According to a study published in the Journal of the American Heart Association, women 55 years and younger are twice as likely to have a heart attack, die or require procedures to open the arteries if they are moderately or severely depressed.

The prevalence of depression among the general population varies from 5 to 10%; in patients with diabetes is higher: 30 to 65%. According to previous research, it is believed that depression increases the risk of developing type 2 diabetes. Depression can also have a significant effect on glycemic control, self-management of diabetes and quality of life. It has also been described that people with depression and diabetes are more likely to die at an early age.

People with depression are more likely to smoke and find it more difficult to quit.

Depressed smokers have levels of nicotine dependence, higher than non-depressed smokers.
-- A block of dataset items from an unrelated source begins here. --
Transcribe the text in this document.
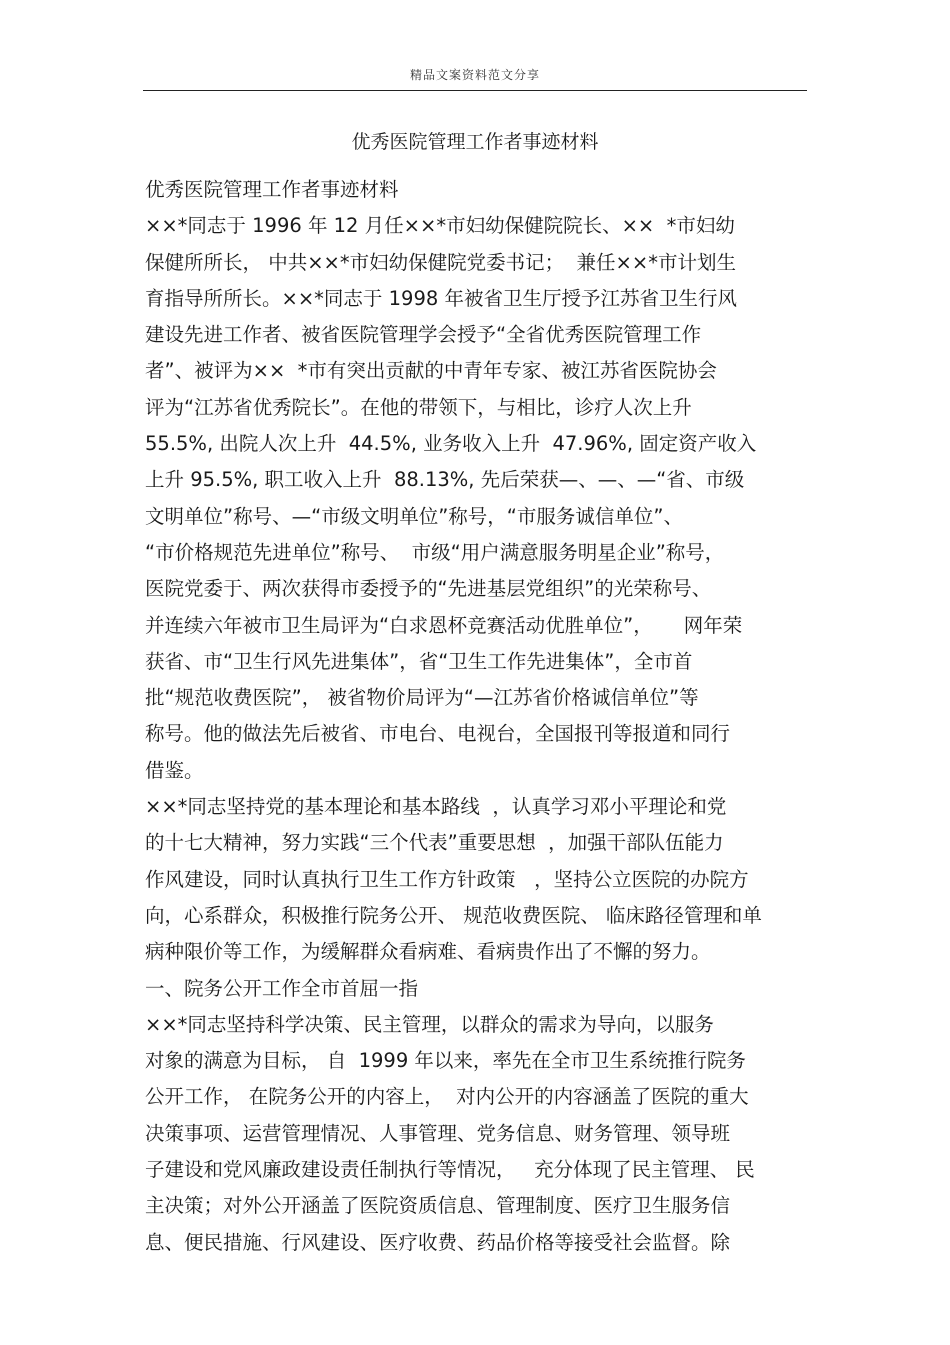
精品文案资料范文分享
优秀医院管理工作者事迹材料
优秀医院管理工作者事迹材料
××*同志于 1996 年 12 月任××*市妇幼保健院院长、××  *市妇幼
保健所所长， 中共××*市妇幼保健院党委书记；  兼任××*市计划生
育指导所所长。××*同志于 1998 年被省卫生厅授予江苏省卫生行风
建设先进工作者、被省医院管理学会授予“全省优秀医院管理工作
者”、被评为××  *市有突出贡献的中青年专家、被江苏省医院协会
评为“江苏省优秀院长”。在他的带领下，与相比，诊疗人次上升
55.5%, 出院人次上升  44.5%, 业务收入上升  47.96%, 固定资产收入
上升 95.5%, 职工收入上升  88.13%, 先后荣获—、—、—“省、市级
文明单位”称号、—“市级文明单位”称号，“市服务诚信单位”、
“市价格规范先进单位”称号、  市级“用户满意服务明星企业”称号，
医院党委于、两次获得市委授予的“先进基层党组织”的光荣称号、
并连续六年被市卫生局评为“白求恩杯竞赛活动优胜单位”，     网年荣
获省、市“卫生行风先进集体”，省“卫生工作先进集体”，全市首
批“规范收费医院”， 被省物价局评为“—江苏省价格诚信单位”等
称号。他的做法先后被省、市电台、电视台，全国报刊等报道和同行
借鉴。
××*同志坚持党的基本理论和基本路线  ，认真学习邓小平理论和党
的十七大精神，努力实践“三个代表”重要思想  ，加强干部队伍能力
作风建设，同时认真执行卫生工作方针政策   ，坚持公立医院的办院方
向，心系群众，积极推行院务公开、 规范收费医院、 临床路径管理和单
病种限价等工作，为缓解群众看病难、看病贵作出了不懈的努力。
一、院务公开工作全市首屈一指
××*同志坚持科学决策、民主管理，以群众的需求为导向，以服务
对象的满意为目标， 自  1999 年以来，率先在全市卫生系统推行院务
公开工作， 在院务公开的内容上，  对内公开的内容涵盖了医院的重大
决策事项、运营管理情况、人事管理、党务信息、财务管理、领导班
子建设和党风廉政建设责任制执行等情况，   充分体现了民主管理、 民
主决策；对外公开涵盖了医院资质信息、管理制度、医疗卫生服务信
息、便民措施、行风建设、医疗收费、药品价格等接受社会监督。除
As for the tobacco-depression relationship (tobacco kills almost 6 million people every year), it is believed that people with depression are more vulnerable to smoking because of low self-esteem and low self-efficacy (Hughes, 1988). However, there have been other hypotheses: smokers with depressive history use cigarettes to self-medicate an underlying depression (eg, Carmody, 1989; Lerman et al., 1996); (Breslau, Kilbey and Andreski, 1993; Breslau, Peterson, Schultz, Chilcota and Andreski, 1998; Kendler et al., 1993). None of these or other hypotheses have been extensively studied.

Incapacitating Death

I have already made clear to you why I think that extreme depression or sadness can cause death, but it can also cause another type of death; The incapacitating.

On the other hand, depression is already the main cause of disability in the world, with 121 million people suffering it, and it is estimated that by 2020 will be the second cause of work in the developed countries. With major depression, it is difficult to relate, work or something so simple – for healthy people – as getting out of bed.

And you do you think? Do you think sadness can lead to death?